Dass Konsumenten weniger von der Art Landwirtschaft zu betreiben verstehen, läge auch daran, dass diese nicht mehr wie einst in der Mitte der Gesellschaft stattfinde. Im Zuge der Aussiedlung vieler Höfe sei der Kontakt verloren gegangen. Mit dem Verlust des Wissens über die Produktionsweise sei auch der Verlust der Wertschätzung verbunden.

„Wir produzieren Ferrari-Lebensmittel, nur unserer heimischen Bevölkerung ist dies nicht bewusst“ stellt Pelz-Thaller fest. Wichtig sei aber auch ein sympathischer, selbstbewusster und souveräner Auftritt. Es dürfe nicht beim Gegenüber der Eindruck entstehen eine dumme Frage gestellt zu haben. Zu einer gelingenden Kommunikation gehöre auch, sein Gegenüber zu beobachten und Ähnlichkeiten zu finden.
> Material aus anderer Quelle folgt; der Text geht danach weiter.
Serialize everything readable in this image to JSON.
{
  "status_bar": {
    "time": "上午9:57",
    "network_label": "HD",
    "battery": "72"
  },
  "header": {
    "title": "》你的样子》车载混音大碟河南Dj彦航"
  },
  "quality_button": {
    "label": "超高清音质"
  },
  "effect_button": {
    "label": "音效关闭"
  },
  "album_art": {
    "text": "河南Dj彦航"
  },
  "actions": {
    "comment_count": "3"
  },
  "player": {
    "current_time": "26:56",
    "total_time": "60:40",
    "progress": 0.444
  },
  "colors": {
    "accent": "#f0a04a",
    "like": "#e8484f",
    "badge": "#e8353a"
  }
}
Bei Gemeinsamkeiten seien Menschen eher bereit, sich zu öffnen. Demgegenüber sollte bei Dissens die Stärke aufgebracht werden, seinen eigenen Standpunkt kurzzeitig zu Gunsten der anderen Sichtweise zu verlassen.

Verantwortung für eigenes Handeln übernehmen

Der dritte und letzte Erfolgspfeiler seien Vorbilder. Meist werde die Schuld für die unliebsame Situation auf Politik, Verbände und Verbraucher übertragen, wodurch die Landwirte die Opferrolle einnähmen. Auf diesem Weg werde aber, so die Referentin, nicht nur Verantwortung, sondern auch Macht abgegeben. Dadurch sei man vom Wohlwollen anderer abhängig.

Zur Verdeutlichung führte sie den Unterschied zwischen einem Frosch und einem Adler an. Der Frosch überlässt die Verantwortung über das Leben der Natur und kümmert sich nicht selbst um seine Brut. Der Adler hingegen übernimmt die volle Verantwortung für seine Brut. Er baut sein Nest, legt die Eier, brütet sie aus, ernährt sie. Landwirte müssten die Verantwortung wieder übernehmen und aktiv werden. Denn Wissen alleine reiche nicht aus, Erfolg entstehe erst durch handeln.